Dalla tesi esposta, due utili corollarî. Il primo. Il conflitto può sorgere anche per il diniego di un atto, o l’inerzia, e nel caso di mera turbativa all’esercizio delle attribuzioni (conflitto di menomazione o interferenza). Se la legge impone - come io penso - la decadenza, il diniego o l’omissione determina una illegittima composizione dell’Assemblea. La partecipazione ai lavori di un organo collegiale da parte di chi non ha titolo incide negativamente sull’esercizio delle funzioni da parte dei componenti che hanno titolo. Non è in gioco la validità degli atti, che nel caso potrebbe essere assicurata dalla prova di resistenza. Ma rileva la turbativa sulle attribuzioni dei componenti. Ciascun parlamentare avente legittimo titolo a partecipare potrebbe quindi proporre conflitto tra poteri davanti alla Corte per il diniego o l’omessa decisione di decadenza, causa di una illegittima composizione e della conseguente turbativa sulle proprie attribuzioni.
Il secondo. Sarebbe superfluo riformare - come è stato più volte proposto – l’art. 66 Cost., attribuendo il giudizio ivi previsto alla Corte costituzionale. Per la via qui suggerita vi si arriverebbe ugualmente, a Costituzione invariata.
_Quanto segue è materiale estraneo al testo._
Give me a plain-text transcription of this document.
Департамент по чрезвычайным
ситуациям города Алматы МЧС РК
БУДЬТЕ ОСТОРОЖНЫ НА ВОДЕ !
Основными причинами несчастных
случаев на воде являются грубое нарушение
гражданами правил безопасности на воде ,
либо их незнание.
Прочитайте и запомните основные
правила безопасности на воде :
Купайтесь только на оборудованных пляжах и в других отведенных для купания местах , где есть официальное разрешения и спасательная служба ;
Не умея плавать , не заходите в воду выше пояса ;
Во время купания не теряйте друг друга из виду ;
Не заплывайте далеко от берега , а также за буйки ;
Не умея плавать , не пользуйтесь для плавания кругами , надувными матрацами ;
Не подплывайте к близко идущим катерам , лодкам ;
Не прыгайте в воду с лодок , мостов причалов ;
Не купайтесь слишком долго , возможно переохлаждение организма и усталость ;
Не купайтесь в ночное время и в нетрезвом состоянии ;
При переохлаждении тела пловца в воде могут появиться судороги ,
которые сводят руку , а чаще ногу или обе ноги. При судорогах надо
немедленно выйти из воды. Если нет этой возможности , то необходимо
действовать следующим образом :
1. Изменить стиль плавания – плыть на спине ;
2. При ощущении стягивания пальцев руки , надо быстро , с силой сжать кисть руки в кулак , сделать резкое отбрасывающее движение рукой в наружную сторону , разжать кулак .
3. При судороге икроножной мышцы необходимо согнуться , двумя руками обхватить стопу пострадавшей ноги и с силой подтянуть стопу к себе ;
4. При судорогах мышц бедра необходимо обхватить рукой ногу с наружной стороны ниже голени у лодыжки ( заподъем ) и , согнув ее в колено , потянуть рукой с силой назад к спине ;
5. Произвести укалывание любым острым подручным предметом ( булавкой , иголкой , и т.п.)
Capiamo bene le spinte, anche autorevoli, a non decidere. Ma non vogliamo poi sentire, o magari leggere su un giornale straniero, che Senato e partiti con un briciolo di dignità avrebbero dovuto assumersi le proprie responsabilità e votare. Un rinvio al fine che sia domani la magistratura - e non oggi la politica - a risolvere il problema con l’interdizione dai pubblici ufficî aggiungerebbe battute all’assurdo copione della persecuzione giudiziaria, e ancor più ci allontanerebbe dall’essere un Paese normale. Che ognuno faccia, qui e ora, quel che deve.